Here we have William Henry back at school again.
William Henry to his Grandmother.
My dear Grandmother,—
I’ve been here three days now. I came safe all the way, but that glass vial you put that medicine into, down in the corner of the trunk, broke, and some white stockings down there, they soaked it all up; but I sha’ n’t have to take it now, and no matter, I guess, for I feel well, all but my legs feeling weak so I can’t run hardly any. When I got here, the boys were playing ball; but they all ran to shake hands, and slapped my shoulders so they almost slapped me down, and hollered out, “How are you, Billy?” “How fares ye?” “Welcome back!” “Got well?” “Good for you, Billy!” Gus Beals—he’s the great tall one we call “Mr. Augustus”—he called out, “How are you, red-top?” And then Dorry called out to him, “How are you, hay-pole?” Dorry and Bubby Short want me to tell you to thank Aunt Phebe for their doughnuts, and you, too, for that molasses candy. The candy got soft, and the paper jammed itself all into the candy, but Bubby Short says he loves paper when it has molasses candy all over it. I gave some of the things to Benjie. Something hurt me all the way coming, in the toe of my boot; and when I got here I looked, and ’t was a five-cent piece right in the toe! I know who ’t was! ’T was Uncle Jacob when he made believe look to see if that boot-top wasn’t made of mighty poor leather. I went to spend it yesterday, down to the Two Betseys’ shop. Lame Betsey called me a poor little dear, and was just going to kiss me, but I twisted my face round. I’m too big for all that now, I guess. She looked for something to give me, and was just going to give me a stick of candy; but the other Betsey said ’t was no use to give little boys candy, for they’d only swallow it right down, so she gave me a row of pins, for she said pins were proper handy things when your buttons ripped off. Just when I was coming back from the Two Betseys’ shop I met Gapper Skyblue. He goes about selling cakes now. A good many boys were round him, in a hurry to buy first, and all you could hear was, “Here, Gapper!”
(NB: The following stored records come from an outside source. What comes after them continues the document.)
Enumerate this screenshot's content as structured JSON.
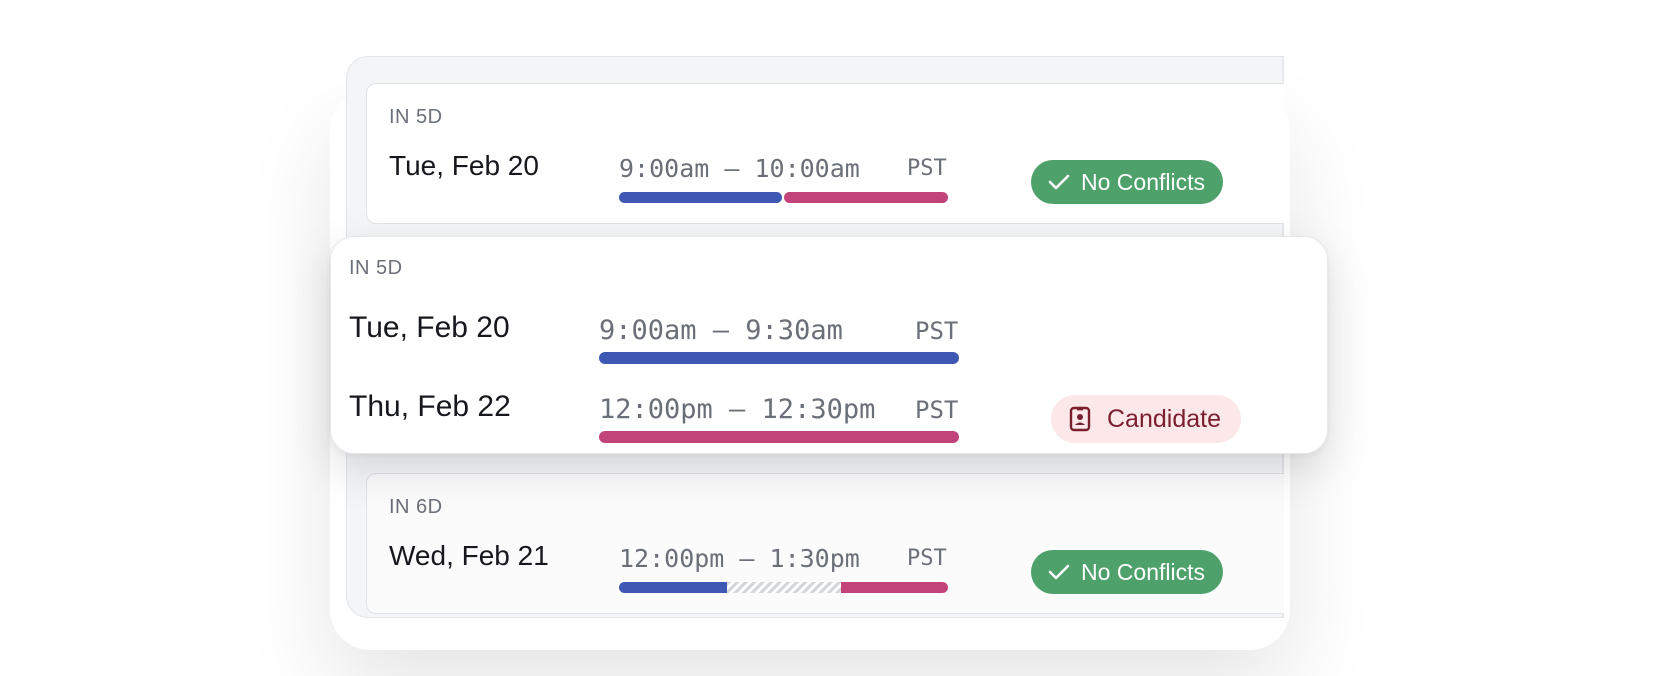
{
  "cards": {
    "top": {
      "relative_day": "IN 5D",
      "date": "Tue, Feb 20",
      "time_range": "9:00am – 10:00am",
      "timezone": "PST",
      "status": "No Conflicts",
      "status_icon": "check-icon"
    },
    "expanded": {
      "relative_day": "IN 5D",
      "slots": [
        {
          "date": "Tue, Feb 20",
          "time_range": "9:00am – 9:30am",
          "timezone": "PST"
        },
        {
          "date": "Thu, Feb 22",
          "time_range": "12:00pm – 12:30pm",
          "timezone": "PST"
        }
      ],
      "tag": "Candidate",
      "tag_icon": "id-badge-icon"
    },
    "bottom": {
      "relative_day": "IN 6D",
      "date": "Wed, Feb 21",
      "time_range": "12:00pm – 1:30pm",
      "timezone": "PST",
      "status": "No Conflicts",
      "status_icon": "check-icon"
    }
  },
  "colors": {
    "interviewer_bar": "#3f58b4",
    "candidate_bar": "#c2437a",
    "no_conflicts_pill": "#4ea16a",
    "candidate_pill_bg": "#fde8e9",
    "candidate_pill_text": "#7a1f2e"
  }
}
“This way, Gapper!” “You know me, Gapper!” “Me, me, me!” One boy—he’s a new boy—spoke up loud and said, “Mr. Skyblue, please attend to me, if you please, for I have five pennies to spend!” He came from Jersey. The fellers call him “Old Wonder Boy,” because he brags and tells such big stories. But now, just as soon as he begins to tell, Dorry begins too, and always tells the biggest,—makes them up, you know. O, I tell you, Dorry gives it to him good! You’d die a laughing to hear Dorry, and so do all the fellers. W. B.,—that’s what we call Old Wonder Boy sometimes,—W stands for Wonder, and B stands for Boy,—he says cents are not cents; says they are pennies, for the Jersey folks call them pennies, and he guesses they know. He says he gets his double handful of pennies to spend every day down in Jersey. But Bubby Short says he knows that’s a whopper, for he knows there wouldn’t anybody’s mother give them their double handful of pennies to spend every day, nor cents either, nor their father either. And then Dorry told Old Wonder Boy that he supposed it took his double handful of pennies to buy a roll of lozenges down in Jersey. Then W. B. said that our lozenges were all flour and water, but down in Jersey they were clear sugar, and just as plenty as huckleberries. Dorry said he didn’t believe any huckleberries grew out there, or if they did, they’d be nothing but red ones, for the ground was red out in Jersey. But W. B. said no matter if the ground was red, the huckleberries were just as black as Yankee huckleberries, and blacker too, and three times bigger, and ten times thicker. Said he picked twenty quarts one day.
Dorry said, “Poh, that wasn’t much of a pick!” Says he, “Now I’ll tell you a huckleberry story that’s worth something.” Then all the boys began to hit elbows, for they knew Dorry would make up some funny thing. Says he: “I went a huckleberrying once to Wakonok Swamp, and I carried a fourteen-quart tin pail, and a great covered basket, besides a good many quart and pint things. You’d better believe they hung thick in that swamp! I found a thick spot, and I slung my fourteen-quart tin pail round my waist, and picked with both hands, and ate off the bushes with my mouth all the while. I got all my things full without stirring two yards from the spot, and then I didn’t know what to do. But I’ll tell you what I did. I took off my jacket, and cut my fishing-line, and tied up the bottom ends of my jacket sleeves and picked them both full. And then I didn’t know what to do next. But I’ll tell you what I did. I took off my overalls, and tied up the bottoms of their legs, and picked them so full you wouldn’t know but there was a boy standing up in ’em!” Then the boys all clapped.